The medical analogy, which seems to have occurred to so many of the peace science pioneers, was also at work in Galtung’s background. His father was a physician and Galtung absorbed the ethic, transforming it into the notion of the peace researcher as a 'social physician' guided by a body of scientific knowledge. He studied philosophy, sociology and mathematics, and as early as 1951, at the age of 21, he became influenced by Gandhian ideas, which formed a persistent theme in his peace research.

In 1958 he became visiting professor of sociology at Columbia University, returning to Oslo in 1960 to help found a unit for research into conflict and peace, based within the Institute for Social Research at the University of Oslo and the precursor to the International Peace Research Institute Oslo (PRIO). The further development of peace research institutions in Europe in the 1960s was vigorous: thus, in 1962 the Polemological Institute was formed in Groningen, Holland; in 1966 the Stockholm International Peace Research Institute (SIPRI) was opened to commemorate Sweden’s 150 years of peace; and in 1969 the Tampere Peace Research Institute was formed in Finland. Galtung was also the founding editor of the Journal of Peace Research which was launched in 1964.
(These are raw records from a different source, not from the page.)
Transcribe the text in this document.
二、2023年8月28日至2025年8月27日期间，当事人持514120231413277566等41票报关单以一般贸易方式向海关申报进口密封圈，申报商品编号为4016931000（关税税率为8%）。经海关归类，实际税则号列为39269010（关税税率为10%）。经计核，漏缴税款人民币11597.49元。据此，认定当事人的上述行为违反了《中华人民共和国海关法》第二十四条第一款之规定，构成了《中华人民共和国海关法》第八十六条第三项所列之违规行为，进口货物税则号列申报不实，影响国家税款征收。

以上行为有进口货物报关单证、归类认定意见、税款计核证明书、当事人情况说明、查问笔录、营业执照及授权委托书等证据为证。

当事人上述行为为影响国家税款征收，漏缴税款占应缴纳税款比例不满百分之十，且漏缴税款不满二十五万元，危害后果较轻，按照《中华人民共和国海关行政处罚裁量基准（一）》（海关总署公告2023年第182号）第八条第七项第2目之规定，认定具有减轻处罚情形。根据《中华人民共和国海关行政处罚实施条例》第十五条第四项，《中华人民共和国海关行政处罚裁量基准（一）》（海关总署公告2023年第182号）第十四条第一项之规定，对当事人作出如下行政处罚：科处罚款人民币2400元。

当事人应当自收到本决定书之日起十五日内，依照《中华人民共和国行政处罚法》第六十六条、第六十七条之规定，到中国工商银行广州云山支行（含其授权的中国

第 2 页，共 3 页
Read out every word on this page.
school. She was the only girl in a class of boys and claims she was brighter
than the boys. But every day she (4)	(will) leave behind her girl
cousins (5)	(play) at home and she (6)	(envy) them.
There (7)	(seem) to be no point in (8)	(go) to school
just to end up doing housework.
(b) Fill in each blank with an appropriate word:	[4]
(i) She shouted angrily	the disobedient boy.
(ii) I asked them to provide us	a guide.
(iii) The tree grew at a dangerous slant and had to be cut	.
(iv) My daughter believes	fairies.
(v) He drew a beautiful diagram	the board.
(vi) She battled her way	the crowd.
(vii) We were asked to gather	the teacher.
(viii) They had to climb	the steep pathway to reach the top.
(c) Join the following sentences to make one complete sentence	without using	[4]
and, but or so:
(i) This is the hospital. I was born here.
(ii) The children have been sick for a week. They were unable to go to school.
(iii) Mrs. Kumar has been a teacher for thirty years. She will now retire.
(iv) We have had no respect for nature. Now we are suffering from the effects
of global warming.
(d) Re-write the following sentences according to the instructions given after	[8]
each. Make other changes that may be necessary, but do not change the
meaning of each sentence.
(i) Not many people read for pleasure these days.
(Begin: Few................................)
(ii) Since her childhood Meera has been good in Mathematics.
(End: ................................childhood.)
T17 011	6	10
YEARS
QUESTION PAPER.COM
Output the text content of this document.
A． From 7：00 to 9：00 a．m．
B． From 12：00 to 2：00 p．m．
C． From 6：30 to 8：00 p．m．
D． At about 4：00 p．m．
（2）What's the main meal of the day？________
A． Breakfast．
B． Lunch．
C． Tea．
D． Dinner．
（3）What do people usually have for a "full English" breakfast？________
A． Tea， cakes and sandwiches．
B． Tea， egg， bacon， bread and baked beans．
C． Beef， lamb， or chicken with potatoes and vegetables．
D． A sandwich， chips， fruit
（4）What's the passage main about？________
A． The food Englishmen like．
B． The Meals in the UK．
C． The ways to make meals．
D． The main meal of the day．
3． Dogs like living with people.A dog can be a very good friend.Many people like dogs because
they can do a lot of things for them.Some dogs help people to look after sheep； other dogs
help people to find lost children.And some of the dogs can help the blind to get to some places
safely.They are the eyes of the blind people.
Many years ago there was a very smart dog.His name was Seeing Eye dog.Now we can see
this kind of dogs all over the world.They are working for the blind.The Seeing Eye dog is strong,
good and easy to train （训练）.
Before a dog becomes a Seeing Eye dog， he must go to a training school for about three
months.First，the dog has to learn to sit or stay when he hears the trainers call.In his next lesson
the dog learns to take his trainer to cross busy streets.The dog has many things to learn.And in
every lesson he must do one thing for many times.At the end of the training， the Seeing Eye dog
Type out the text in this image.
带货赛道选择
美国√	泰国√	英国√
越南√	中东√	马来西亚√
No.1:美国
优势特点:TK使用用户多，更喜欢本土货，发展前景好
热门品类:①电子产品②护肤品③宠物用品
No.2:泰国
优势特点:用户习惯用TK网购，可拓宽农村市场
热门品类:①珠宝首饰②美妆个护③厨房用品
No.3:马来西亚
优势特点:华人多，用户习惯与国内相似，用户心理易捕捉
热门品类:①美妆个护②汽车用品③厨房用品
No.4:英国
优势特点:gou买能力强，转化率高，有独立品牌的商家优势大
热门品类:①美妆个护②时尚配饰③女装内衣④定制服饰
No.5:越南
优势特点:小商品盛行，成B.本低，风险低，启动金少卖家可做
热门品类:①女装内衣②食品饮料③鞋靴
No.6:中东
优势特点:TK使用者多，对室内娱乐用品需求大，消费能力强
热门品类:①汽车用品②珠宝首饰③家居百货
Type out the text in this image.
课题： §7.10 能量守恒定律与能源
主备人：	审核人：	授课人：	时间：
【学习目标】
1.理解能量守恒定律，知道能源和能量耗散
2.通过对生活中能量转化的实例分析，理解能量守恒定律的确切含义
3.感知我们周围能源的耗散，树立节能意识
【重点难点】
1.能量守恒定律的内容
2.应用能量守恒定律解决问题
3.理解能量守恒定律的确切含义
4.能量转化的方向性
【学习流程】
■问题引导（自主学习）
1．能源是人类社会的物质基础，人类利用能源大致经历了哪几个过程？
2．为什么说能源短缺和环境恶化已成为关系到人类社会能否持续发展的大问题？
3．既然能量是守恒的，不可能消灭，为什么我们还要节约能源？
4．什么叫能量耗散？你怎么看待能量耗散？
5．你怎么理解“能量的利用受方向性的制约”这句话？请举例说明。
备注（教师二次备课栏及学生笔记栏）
This is not the place to attempt a summary of Galtung’s work. His output over the past 35 years has been phenomenal and his influence on the institutionalisation and ideas of peace research seminal. He saw the range of peace research reaching out far beyond the enterprise of war prevention to encompass study of the conditions for peaceful relations between the dominant and the exploited, rulers and ruled, men and women, western and non-western cultures, humankind and nature. Central here was the search for positive peace in the form of human empathy, solidarity and community, the priority of addressing ‘structural violence’ in peace research by unveiling and transforming structures of imperialism and oppression, and the importance of searching for alternative values in non-western cosmologies such as Buddhism.xviii

The struggle between European structuralists and North American pragmatists to define the peace research and conflict resolution agenda was at times hard-hitting. In an article in the Journal of Peace Research in 1968, for example, Herman Schmid castigated many of those working in the field for failing to engage critically with issues of social justice. Absence of war on its own (negative peace) can obscure deep injustices which make a mockery of peace, and, if unaddressed, contain the seeds of future violent conflict (217-32). On the other hand, as Lawler’s conclusion to his study of Galtung’s ideas suggests, although the constant expansion of the peace research and conflict resolution agenda may be seen as a sign of its dynamism, 'it may also be seen as acquiring the qualities of an intellectual black hole wherein something vital, a praxeological edge or purpose, is lost'. This was a criticism made, among others, by Boulding.xix The second quotation from the Journal of Conflict Resolution (1973) cited at the head of this chapter may be seen to represent an uneasy compromise between the maximalist and minimalist poles, which has more or less persisted to this day. In our view, the central core of the conflict resolution approach described in this book does represent the 'praxeological edge or purpose' of peace research. As both an analytic and normative field, conflict resolution takes violent or destructive conflict as its topic, and aims to gain an accurate understanding of its nature and aetiology in order to learn how it can best be overcome. This implies, not only the treatment of symptoms, but work on conflict causes as well.